Created an attachment (id=8598) [details] 4.13.2 prerelease 31 I found a way to load the styles dynamically. Unforunately I wasn't able to actually load the xpi in my Ubuntu as a file (might be a permissions problem with my shared folder) - it says "This add-on could not be installed because it appeears to be corrupt" - still hoping I might be able to install it in the VM if I download it from here. It does install in Windows and loads platform specific CSS. (A different simpler animation for the renew button, and no animation for the animated options menu item)
(In reply to comment #8) > Created an attachment (id=8598) [details] [details] > 4.13.2 prerelease 31 > > I found a way to load the styles dynamically. Unforunately I wasn't able to > actually load the xpi in my Ubuntu as a file (might be a permissions problem > with my shared folder) - it says "This add-on could not be installed because it > appeears to be corrupt" - still hoping I might be able to install it in the VM > if I download it from here. It does install in Windows and loads platform > specific CSS. (A different simpler animation for the renew button, and no > animation for the animated options menu item) > I managed to install the new version from here in Linux and it appears to make a difference. The new animation changes opacity instead of animating box-shadow. CPU drops from 15% to 2%, so I hope it makes a difference on other systems, too. Note this will only affect Linux systems. I am loading different styles in Windows / Mac.
Resolve FIXED with Release 4.13.2 at 25/02/2019 note - on Linux you may have to CLOSE version history tab for lower CPU consumption.

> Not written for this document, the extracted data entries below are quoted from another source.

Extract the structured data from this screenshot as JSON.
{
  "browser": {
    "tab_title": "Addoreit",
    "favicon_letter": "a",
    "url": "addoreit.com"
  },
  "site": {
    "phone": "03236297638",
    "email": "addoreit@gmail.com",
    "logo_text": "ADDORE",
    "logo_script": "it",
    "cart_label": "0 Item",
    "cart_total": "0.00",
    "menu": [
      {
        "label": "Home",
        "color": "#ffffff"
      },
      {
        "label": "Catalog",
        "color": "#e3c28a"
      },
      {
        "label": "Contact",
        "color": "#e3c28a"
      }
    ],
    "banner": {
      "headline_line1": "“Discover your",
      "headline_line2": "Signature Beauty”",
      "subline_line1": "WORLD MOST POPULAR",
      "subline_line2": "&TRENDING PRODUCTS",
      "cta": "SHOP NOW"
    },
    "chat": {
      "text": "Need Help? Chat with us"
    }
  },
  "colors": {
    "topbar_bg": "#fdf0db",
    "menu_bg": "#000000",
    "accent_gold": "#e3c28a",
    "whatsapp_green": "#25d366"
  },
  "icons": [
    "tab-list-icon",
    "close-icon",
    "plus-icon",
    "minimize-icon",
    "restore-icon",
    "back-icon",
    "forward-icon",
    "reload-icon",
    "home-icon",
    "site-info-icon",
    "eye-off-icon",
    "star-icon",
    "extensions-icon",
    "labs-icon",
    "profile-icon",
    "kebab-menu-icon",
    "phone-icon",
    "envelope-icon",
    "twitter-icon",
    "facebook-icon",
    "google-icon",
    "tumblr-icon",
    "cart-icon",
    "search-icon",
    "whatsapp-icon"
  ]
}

>Resolve FIXED with Release 4.13.2 at 25/02/2019 I've been busy elsewhere, but noticed yesterday that the CPU usage had dropped and the animation looked different. Apparently TB auto-updated the extension. >The new animation changes opacity instead of animating box-shadow. CPU drops >from 15% to 2%, so I hope it makes a difference... Yes, that seems to have done it. I'm seeing <10% use generally, and around 6% much of the time, which if I recall was the baseline that I'd see when Quick Folders was disabled. Thank you for addressing this.
I thought we had resolved this, but coincident with the "renew license" button reappearing recently the fan has been running more on my laptop. TB itself is still only running at about 7-8% CPU, but the desktop (Cinnamon) seems to be sustaining mid-20%. So it would appear that the side effect of the animation is to drive up the CPU in other display-related processs. Within 60 seconds of exiting TB the fan winds down and the desktop CPU usage drops below 8%.